The Pains Of Being Pure At Heart est un groupe un peu particulier pour Dark Globe. Si la rédaction est partagée sur la question de savoir lequel de ses deux albums est le meilleur, tout le monde s’accordera à dire qu’ils occupent tous les deux une place particulière dans le coeur. Sur notre étagère donc, un premier disque éponyme sorti en 2009, qui réconciliait la twee-pop de Sarah Records avec les guitares de The Jesus & Mary Chain et Slowdive, et dont le successeur, Belong, nettement plus orienté indie US (Smashing Pumpkins, Weezer) au niveau du son, se démarque efficacement mais parvient pourtant à en conserver la fraîcheur et la sensibilité adolescente.

Il est dimanche, fin d’après midi. Ça roule bien sur l’autoroute pour aller à Feyzin. Sur l’autoradio, Tomorrow Dies Today et les bonus de l’édition japonaise de Belong, histoire de se mettre un peu dans l’ambiance et réviser les classiques avant la session de questions/réponses qu’on a préparée à la va-vite, aux cotés de quelques détails qui nous semblent plus importants, et eux, ne sont pas notés. Une fois sur place, le tour manager m’accompagne en coulisses ; je remarque au passage que la salle de l’Epicerie est en config « petit public » ce soir. On sera proche de la scène : tant mieux. Dans sa loge, Kip est en train de lire quelques mails, il a l’air un peu fatigué. Il ferme son laptop, me salue avec un sourire, il semble touché quand je lui dis que les « Pains » sont un groupe spécial pour nous, que c’est un vrai plaisir de le rencontrer. Pas d’autre interview ce soir, j’ai quarante minutes. C’est parti.

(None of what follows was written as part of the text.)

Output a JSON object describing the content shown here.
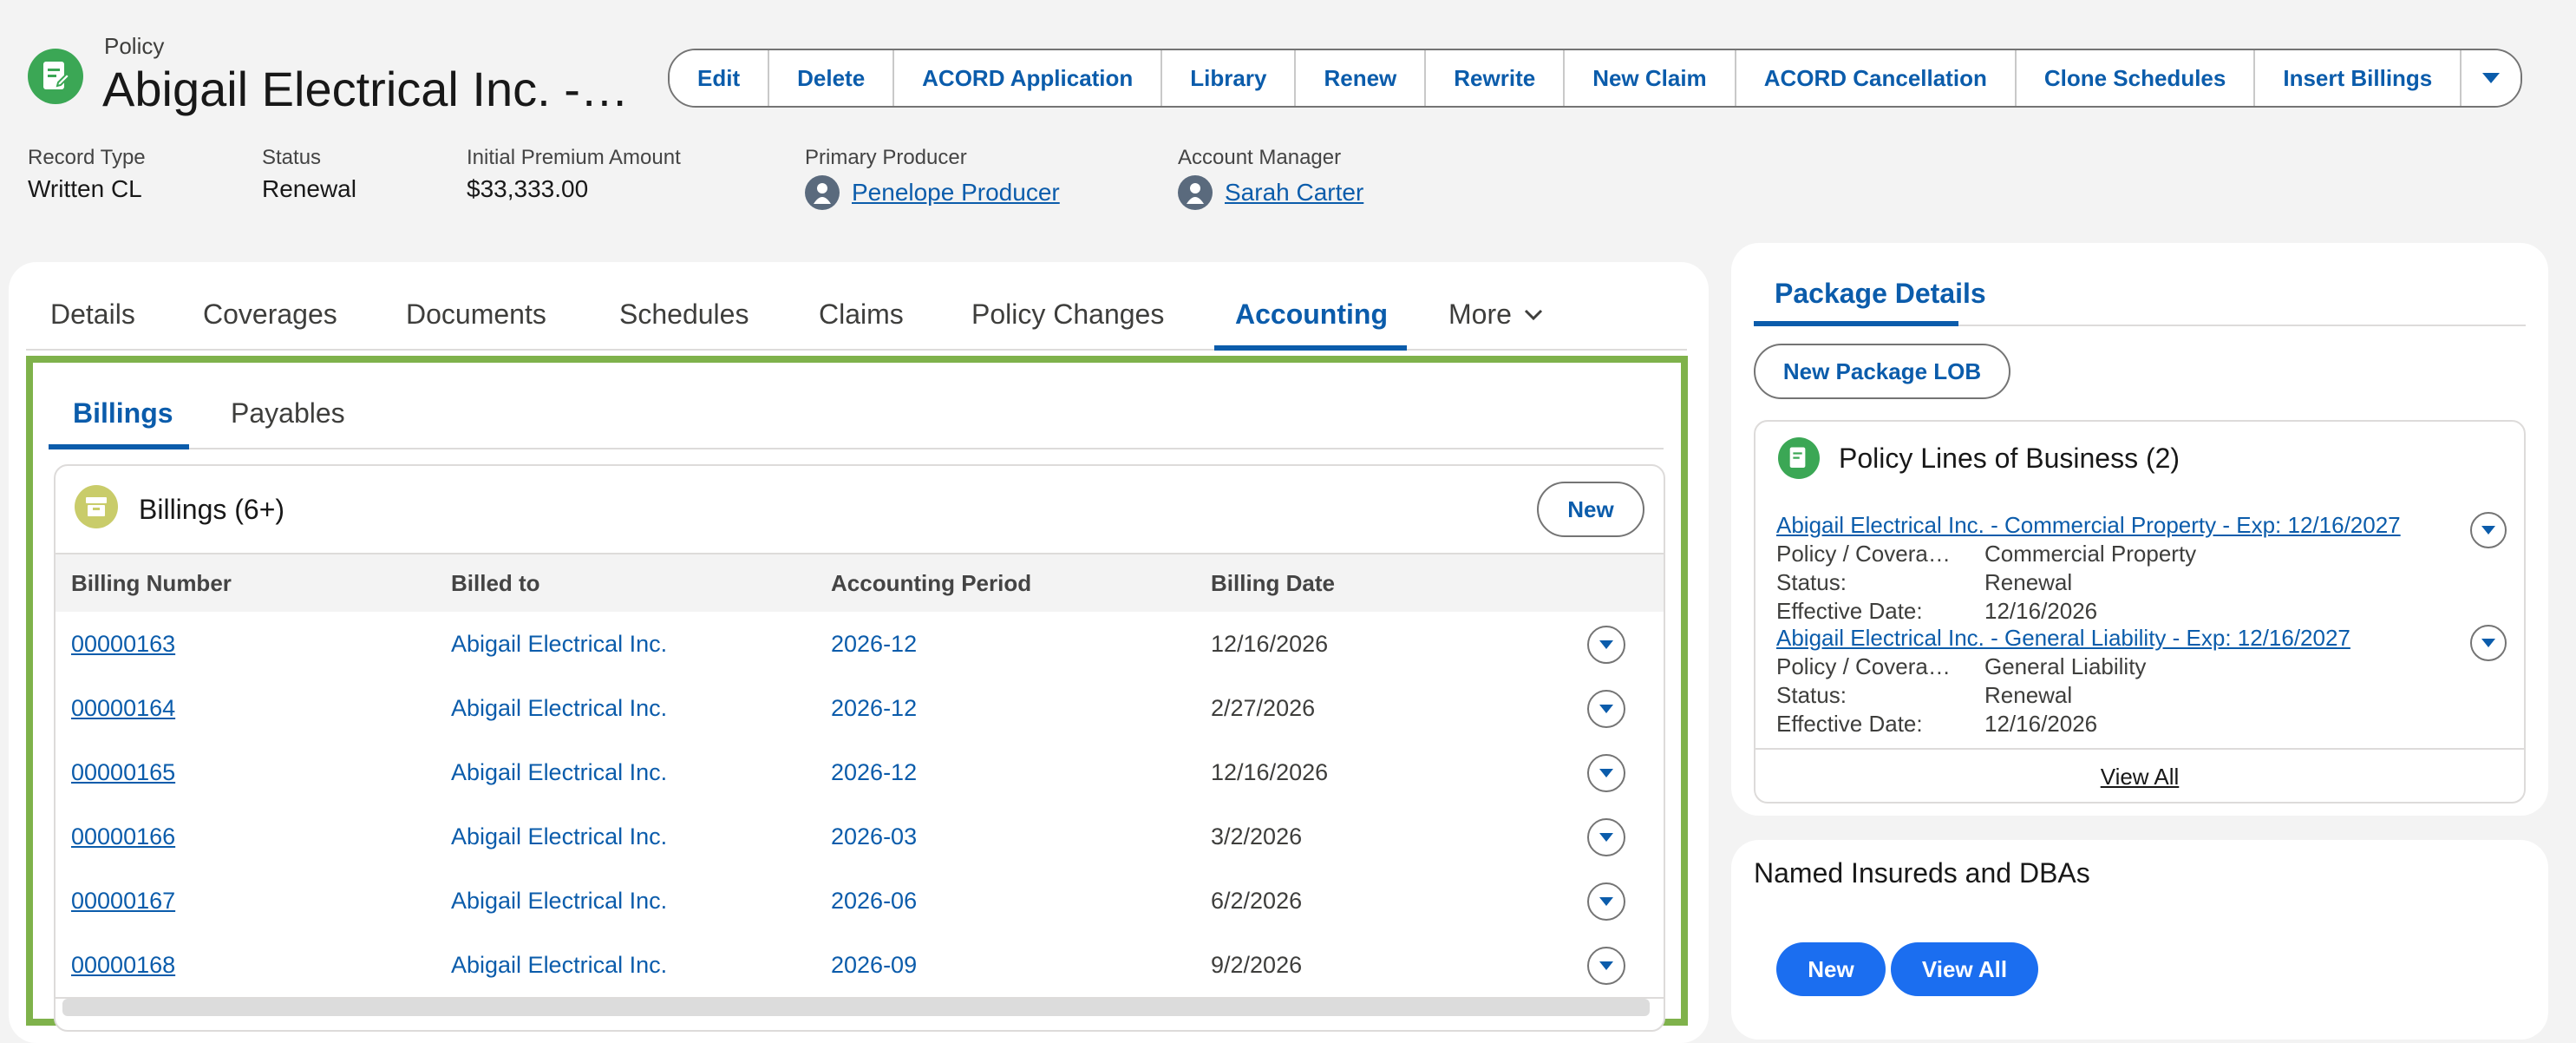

Histoire de commencer par le début, peux-tu revenir brièvement sur tes débuts en tant que musicien, et la façon dont le groupe a commencé?

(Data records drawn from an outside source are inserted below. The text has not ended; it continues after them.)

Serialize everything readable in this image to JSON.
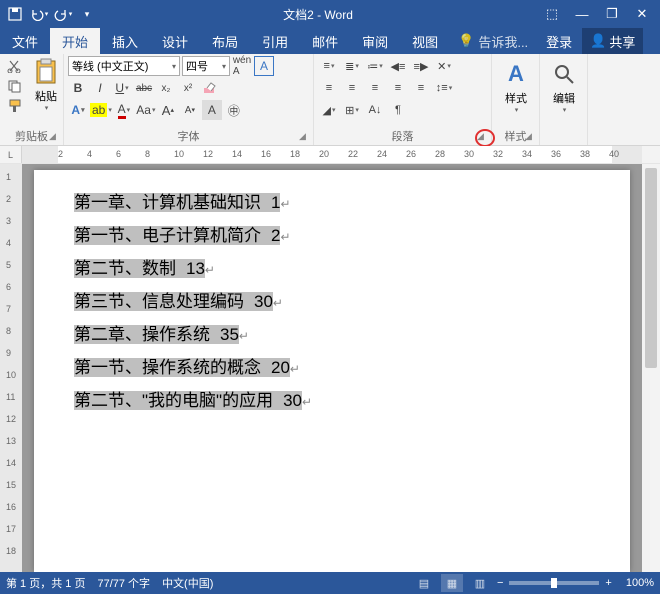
{
  "title": "文档2 - Word",
  "qat": {
    "save": "save-icon",
    "undo": "undo-icon",
    "redo": "redo-icon"
  },
  "win": {
    "ribbon_opts": "⬚",
    "min": "—",
    "restore": "❐",
    "close": "✕"
  },
  "tabs": [
    "文件",
    "开始",
    "插入",
    "设计",
    "布局",
    "引用",
    "邮件",
    "审阅",
    "视图"
  ],
  "active_tab": 1,
  "tell_me": "告诉我...",
  "login": "登录",
  "share": "共享",
  "ribbon": {
    "clipboard": {
      "label": "剪贴板",
      "paste": "粘贴"
    },
    "font": {
      "label": "字体",
      "name": "等线 (中文正文)",
      "size": "四号",
      "buttons": [
        "B",
        "I",
        "U",
        "abc",
        "x₂",
        "x²"
      ],
      "row3": [
        "A",
        "ab",
        "A",
        "Aa",
        "A",
        "A",
        "A",
        "A"
      ]
    },
    "paragraph": {
      "label": "段落"
    },
    "styles": {
      "label": "样式",
      "btn": "样式"
    },
    "editing": {
      "label": "",
      "btn": "编辑"
    }
  },
  "ruler": {
    "marks": [
      2,
      4,
      6,
      8,
      10,
      12,
      14,
      16,
      18,
      20,
      22,
      24,
      26,
      28,
      30,
      32,
      34,
      36,
      38,
      40
    ]
  },
  "vruler": {
    "marks": [
      1,
      2,
      3,
      4,
      5,
      6,
      7,
      8,
      9,
      10,
      11,
      12,
      13,
      14,
      15,
      16,
      17,
      18
    ]
  },
  "document": {
    "lines": [
      {
        "text": "第一章、计算机基础知识",
        "page": "1"
      },
      {
        "text": "第一节、电子计算机简介",
        "page": "2"
      },
      {
        "text": "第二节、数制",
        "page": "13"
      },
      {
        "text": "第三节、信息处理编码",
        "page": "30"
      },
      {
        "text": "第二章、操作系统",
        "page": "35"
      },
      {
        "text": "第一节、操作系统的概念",
        "page": "20"
      },
      {
        "text": "第二节、\"我的电脑\"的应用",
        "page": "30"
      }
    ]
  },
  "status": {
    "page": "第 1 页，共 1 页",
    "words": "77/77 个字",
    "lang": "中文(中国)",
    "zoom": "100%",
    "minus": "−",
    "plus": "+"
  }
}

Kip Berman : Je connaissais Alex (basse) et Peggy (claviers) depuis un moment, on passait beaucoup de temps ensemble, on allait à des concerts. J’avais écrit des chansons de mon coté, même si à l’époque je n’avais jamais envisagé que la musique puisse devenir mon activité principale. J’ai demandé à Alex si ça le brancherait de venir jouer des chansons avec moi, dans mon salon (rires).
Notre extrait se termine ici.